Keynote Speaker: Professor Leora Auslander, University of Chicago

Program Committee: Dr Zara Anishanslin (University of Delaware), Dr Manuel Barcia, (University of Leeds), Professor Kathy Brown, (University of Pennsylvania), Dr Joshua Brown, (The Graduate Center, CUNY), Dr Joanna Cohen, (Queen Mary University of London), Dr Christian Crouch (Bard College), Dr Catherine Dann Roeber, (Winterthur Museum), Dr Bronwen Everill, (Cambridge University), Dr Ignacio Gallup-Diaz, (Bryn Mawr College), Dr Benjamin Irvin (Indiana University and Editor, Journal of American History).

How does war end and who ends it? Historians often turn to diplomacy and formal politics to answer this question. It is clear, however, that a much broader population, both military and civilian, shape the outcome of wars. Yet there has been little systematic research on the roles of ordinary people in these processes. This conference will explore the processes that exist between treaty-making and memory-making, interrogating the messy, uncoordinated ways in which individuals, communities, nations, and empires come to terms with the meanings of war and the promises of peace. This conference seeks to gather historians, art historians, literary scholars, archivists and curators to answer these important questions.

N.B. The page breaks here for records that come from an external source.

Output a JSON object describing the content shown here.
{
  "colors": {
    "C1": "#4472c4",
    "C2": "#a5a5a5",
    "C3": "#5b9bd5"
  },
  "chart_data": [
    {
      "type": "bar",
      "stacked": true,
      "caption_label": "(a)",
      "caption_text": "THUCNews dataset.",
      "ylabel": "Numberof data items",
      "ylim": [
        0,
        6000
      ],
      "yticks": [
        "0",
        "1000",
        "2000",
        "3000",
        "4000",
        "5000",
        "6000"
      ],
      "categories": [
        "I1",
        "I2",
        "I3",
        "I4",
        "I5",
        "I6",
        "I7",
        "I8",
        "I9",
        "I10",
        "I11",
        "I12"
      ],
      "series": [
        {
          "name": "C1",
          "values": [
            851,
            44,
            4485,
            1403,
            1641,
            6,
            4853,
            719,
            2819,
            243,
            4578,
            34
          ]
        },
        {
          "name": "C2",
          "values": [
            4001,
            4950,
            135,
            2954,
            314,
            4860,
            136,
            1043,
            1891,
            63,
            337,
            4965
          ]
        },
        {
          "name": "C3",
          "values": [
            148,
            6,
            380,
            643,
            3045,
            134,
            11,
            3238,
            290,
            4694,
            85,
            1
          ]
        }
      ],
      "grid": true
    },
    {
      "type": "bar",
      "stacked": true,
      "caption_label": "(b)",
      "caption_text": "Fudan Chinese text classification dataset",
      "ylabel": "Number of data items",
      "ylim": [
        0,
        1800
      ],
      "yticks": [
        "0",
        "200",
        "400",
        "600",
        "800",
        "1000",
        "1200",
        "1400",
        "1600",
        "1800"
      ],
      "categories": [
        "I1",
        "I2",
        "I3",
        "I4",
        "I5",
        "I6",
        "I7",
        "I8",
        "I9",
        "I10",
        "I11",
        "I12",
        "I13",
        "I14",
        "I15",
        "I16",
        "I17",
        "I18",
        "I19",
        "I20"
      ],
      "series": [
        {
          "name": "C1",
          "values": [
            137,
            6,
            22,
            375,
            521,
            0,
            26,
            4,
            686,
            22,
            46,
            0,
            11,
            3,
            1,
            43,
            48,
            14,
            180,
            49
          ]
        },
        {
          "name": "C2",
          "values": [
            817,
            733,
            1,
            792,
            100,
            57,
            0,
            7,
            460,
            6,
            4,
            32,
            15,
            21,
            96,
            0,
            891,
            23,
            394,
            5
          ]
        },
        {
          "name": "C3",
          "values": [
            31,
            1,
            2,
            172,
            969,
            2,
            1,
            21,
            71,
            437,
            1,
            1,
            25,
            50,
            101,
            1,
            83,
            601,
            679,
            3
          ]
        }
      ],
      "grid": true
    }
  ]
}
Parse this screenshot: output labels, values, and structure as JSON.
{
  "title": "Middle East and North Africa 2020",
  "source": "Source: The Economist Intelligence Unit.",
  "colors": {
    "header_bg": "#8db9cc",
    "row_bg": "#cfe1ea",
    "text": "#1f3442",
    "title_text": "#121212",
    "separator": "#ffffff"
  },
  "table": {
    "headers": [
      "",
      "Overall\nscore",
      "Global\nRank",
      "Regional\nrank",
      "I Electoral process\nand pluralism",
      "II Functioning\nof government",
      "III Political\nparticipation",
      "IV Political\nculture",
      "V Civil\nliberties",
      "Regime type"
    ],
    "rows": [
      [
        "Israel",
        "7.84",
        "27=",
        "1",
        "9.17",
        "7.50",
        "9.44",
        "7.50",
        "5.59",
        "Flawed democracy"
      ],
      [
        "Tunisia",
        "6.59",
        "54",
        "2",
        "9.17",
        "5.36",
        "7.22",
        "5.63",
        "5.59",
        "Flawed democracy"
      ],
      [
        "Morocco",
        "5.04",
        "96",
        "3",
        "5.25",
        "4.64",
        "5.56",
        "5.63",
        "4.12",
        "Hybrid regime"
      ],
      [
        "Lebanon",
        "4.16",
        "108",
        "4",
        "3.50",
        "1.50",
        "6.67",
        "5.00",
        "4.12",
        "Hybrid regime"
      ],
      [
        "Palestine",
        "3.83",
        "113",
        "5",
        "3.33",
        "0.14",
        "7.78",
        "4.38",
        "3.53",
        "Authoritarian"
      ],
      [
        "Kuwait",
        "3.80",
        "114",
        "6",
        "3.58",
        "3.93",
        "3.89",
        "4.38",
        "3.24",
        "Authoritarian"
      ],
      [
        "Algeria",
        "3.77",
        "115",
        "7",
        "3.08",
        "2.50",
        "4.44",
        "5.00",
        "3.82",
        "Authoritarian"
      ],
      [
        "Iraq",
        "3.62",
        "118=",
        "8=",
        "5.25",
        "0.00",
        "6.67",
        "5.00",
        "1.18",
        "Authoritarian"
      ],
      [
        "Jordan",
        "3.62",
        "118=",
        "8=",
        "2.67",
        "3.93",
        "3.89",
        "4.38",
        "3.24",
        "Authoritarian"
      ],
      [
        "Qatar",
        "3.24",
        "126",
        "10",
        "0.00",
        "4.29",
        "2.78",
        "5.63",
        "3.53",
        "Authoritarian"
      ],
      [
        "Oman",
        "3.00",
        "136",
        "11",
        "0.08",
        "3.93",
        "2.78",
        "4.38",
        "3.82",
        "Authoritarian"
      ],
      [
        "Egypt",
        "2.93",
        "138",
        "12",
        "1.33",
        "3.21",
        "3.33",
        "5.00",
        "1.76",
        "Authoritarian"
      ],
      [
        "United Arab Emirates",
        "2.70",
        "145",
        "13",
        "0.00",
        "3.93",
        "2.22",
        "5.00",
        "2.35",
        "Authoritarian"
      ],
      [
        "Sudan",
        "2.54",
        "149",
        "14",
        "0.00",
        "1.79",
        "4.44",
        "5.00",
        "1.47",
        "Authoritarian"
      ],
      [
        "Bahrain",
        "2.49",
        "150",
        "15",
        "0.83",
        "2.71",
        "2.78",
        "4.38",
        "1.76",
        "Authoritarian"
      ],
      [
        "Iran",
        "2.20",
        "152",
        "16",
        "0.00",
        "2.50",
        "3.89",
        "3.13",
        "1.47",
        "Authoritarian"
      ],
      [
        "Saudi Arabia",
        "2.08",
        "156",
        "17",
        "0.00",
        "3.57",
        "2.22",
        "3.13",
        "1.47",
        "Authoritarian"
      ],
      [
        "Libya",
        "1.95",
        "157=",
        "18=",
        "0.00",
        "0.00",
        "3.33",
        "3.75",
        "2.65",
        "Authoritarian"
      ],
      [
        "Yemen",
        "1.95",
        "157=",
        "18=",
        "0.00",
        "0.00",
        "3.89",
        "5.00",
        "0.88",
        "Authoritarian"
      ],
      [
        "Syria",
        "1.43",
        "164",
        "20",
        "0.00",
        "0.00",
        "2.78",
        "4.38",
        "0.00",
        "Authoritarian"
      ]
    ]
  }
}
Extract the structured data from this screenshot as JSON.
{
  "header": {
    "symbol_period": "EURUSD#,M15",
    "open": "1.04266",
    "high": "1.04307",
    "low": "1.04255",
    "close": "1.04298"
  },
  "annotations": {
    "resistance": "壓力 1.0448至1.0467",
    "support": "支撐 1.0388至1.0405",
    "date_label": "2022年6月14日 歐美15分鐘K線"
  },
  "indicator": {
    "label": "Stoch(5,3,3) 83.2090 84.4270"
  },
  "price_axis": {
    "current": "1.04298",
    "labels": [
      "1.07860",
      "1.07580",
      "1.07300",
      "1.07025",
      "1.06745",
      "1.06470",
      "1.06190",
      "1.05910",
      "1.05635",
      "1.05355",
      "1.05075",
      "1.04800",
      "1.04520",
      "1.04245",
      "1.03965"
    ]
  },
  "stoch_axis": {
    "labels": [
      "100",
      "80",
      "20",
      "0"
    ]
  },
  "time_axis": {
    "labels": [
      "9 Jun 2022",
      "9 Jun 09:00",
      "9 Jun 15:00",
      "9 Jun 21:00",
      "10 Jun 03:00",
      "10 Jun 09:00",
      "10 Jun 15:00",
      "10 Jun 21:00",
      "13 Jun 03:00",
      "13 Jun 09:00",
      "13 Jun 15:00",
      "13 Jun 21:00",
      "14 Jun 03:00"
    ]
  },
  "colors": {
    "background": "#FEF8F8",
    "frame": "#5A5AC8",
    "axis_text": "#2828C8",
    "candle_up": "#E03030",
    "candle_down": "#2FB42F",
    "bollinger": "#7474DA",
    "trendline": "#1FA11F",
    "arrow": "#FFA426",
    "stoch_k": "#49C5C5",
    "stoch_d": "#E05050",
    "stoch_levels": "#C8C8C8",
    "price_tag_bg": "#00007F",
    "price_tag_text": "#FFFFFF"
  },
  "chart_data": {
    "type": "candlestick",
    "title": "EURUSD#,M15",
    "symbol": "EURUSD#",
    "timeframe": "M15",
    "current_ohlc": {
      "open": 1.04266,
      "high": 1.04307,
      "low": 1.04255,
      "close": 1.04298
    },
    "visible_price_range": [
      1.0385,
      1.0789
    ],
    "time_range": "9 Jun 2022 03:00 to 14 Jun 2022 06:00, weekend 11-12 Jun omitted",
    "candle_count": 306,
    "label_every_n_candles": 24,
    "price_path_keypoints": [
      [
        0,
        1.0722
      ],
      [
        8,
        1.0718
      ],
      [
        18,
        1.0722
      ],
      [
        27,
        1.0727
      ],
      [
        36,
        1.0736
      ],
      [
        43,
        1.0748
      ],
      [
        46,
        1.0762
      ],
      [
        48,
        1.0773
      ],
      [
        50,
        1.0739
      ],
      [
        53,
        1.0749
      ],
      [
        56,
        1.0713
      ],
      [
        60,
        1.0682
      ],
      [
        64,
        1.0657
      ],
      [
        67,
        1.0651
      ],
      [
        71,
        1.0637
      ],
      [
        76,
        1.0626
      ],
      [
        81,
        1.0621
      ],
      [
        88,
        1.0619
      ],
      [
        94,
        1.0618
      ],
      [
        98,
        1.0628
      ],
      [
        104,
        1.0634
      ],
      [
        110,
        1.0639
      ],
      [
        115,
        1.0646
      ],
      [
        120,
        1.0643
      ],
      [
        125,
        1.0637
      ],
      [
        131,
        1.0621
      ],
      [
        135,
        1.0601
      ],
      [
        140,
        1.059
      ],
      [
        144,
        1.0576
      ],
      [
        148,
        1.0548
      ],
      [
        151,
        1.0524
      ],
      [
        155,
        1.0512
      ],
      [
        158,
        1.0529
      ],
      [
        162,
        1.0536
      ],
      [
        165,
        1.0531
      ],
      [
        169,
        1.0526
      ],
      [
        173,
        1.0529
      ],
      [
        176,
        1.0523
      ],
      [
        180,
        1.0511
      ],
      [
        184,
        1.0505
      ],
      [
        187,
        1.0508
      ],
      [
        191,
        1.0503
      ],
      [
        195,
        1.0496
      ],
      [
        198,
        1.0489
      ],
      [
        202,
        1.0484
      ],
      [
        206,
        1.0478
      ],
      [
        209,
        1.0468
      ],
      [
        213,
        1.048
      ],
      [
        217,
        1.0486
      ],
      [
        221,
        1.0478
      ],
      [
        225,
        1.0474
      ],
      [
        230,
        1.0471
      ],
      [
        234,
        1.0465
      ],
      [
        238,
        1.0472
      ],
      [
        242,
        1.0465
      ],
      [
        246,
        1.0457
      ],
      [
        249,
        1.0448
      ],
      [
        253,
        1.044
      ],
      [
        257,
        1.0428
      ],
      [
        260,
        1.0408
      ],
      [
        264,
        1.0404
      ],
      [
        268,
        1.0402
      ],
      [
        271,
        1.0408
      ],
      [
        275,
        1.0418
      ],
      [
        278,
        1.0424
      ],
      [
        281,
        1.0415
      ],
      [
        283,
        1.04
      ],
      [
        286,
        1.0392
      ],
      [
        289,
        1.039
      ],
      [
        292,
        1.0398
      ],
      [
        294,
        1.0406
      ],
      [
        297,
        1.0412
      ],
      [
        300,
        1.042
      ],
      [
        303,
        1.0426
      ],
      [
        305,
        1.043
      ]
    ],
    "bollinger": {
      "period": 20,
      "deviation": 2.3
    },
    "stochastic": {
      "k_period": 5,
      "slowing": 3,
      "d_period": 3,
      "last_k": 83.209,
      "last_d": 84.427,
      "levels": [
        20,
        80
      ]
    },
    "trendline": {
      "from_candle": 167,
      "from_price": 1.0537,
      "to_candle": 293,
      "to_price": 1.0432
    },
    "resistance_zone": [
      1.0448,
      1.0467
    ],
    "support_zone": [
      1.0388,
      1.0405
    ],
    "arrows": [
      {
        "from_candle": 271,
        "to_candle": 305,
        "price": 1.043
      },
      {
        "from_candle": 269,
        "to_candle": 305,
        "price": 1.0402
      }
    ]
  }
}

We invite proposals for a wide-ranging, interdisciplinary conference. We seek papers that privilege the object and the image in order to examine how material and visual culture shaped the making and meaning of war and peace. This focus on the material and visual allows us to investigate the ethical questions and emotional implications posed by the object and the image. We encourage paper proposals on topics such as (but not limited to):

• Individual responses to war (emotional, intellectual, political, aesthetic and physical) that were enabled, mediated or amplified by image and/or objects.

• Collective responses of communities (local, class-based, race-based, gender-based, regional) to former enemies both local and distant and how these responses shaped landscapes of nationalism and empire.

• Explorations as to whether military and civilians, as well as men, women, and children approach the process of coming to terms with war differently.

The conference will feature a keynote address, discussion-intensive panels of research in progress with senior scholars acting as discussants, a plenary workshop on the ways in which boundaries between war and peace are drawn up, and break-out sessions on pedagogical approaches to material and visual culture. Most papers will be pre-circulated via a password protected website, accessible only to conference registrants, who will be expected to read them in advance. Presenters will make brief oral summaries of pre-circulated papers. Papers of approximately 7,500 words will be due for pre-circulation no later than 1 October 2018. Some support for travel and lodging expenses will be available to conference presenters.

Proposals are welcome from scholars in all disciplines at all levels and should be submitted to mceas@ccat.sas.upenn.edu no later than 30 September 2017.

Please include a prospectus of no more than 300 words and a one-page curriculum vitae, together in one pdf document labeled with the proposer’s surname. The author’s name, paper title, institutional affiliation, and email address should appear at the top of the first page. Decisions will be made in the Fall of 2017.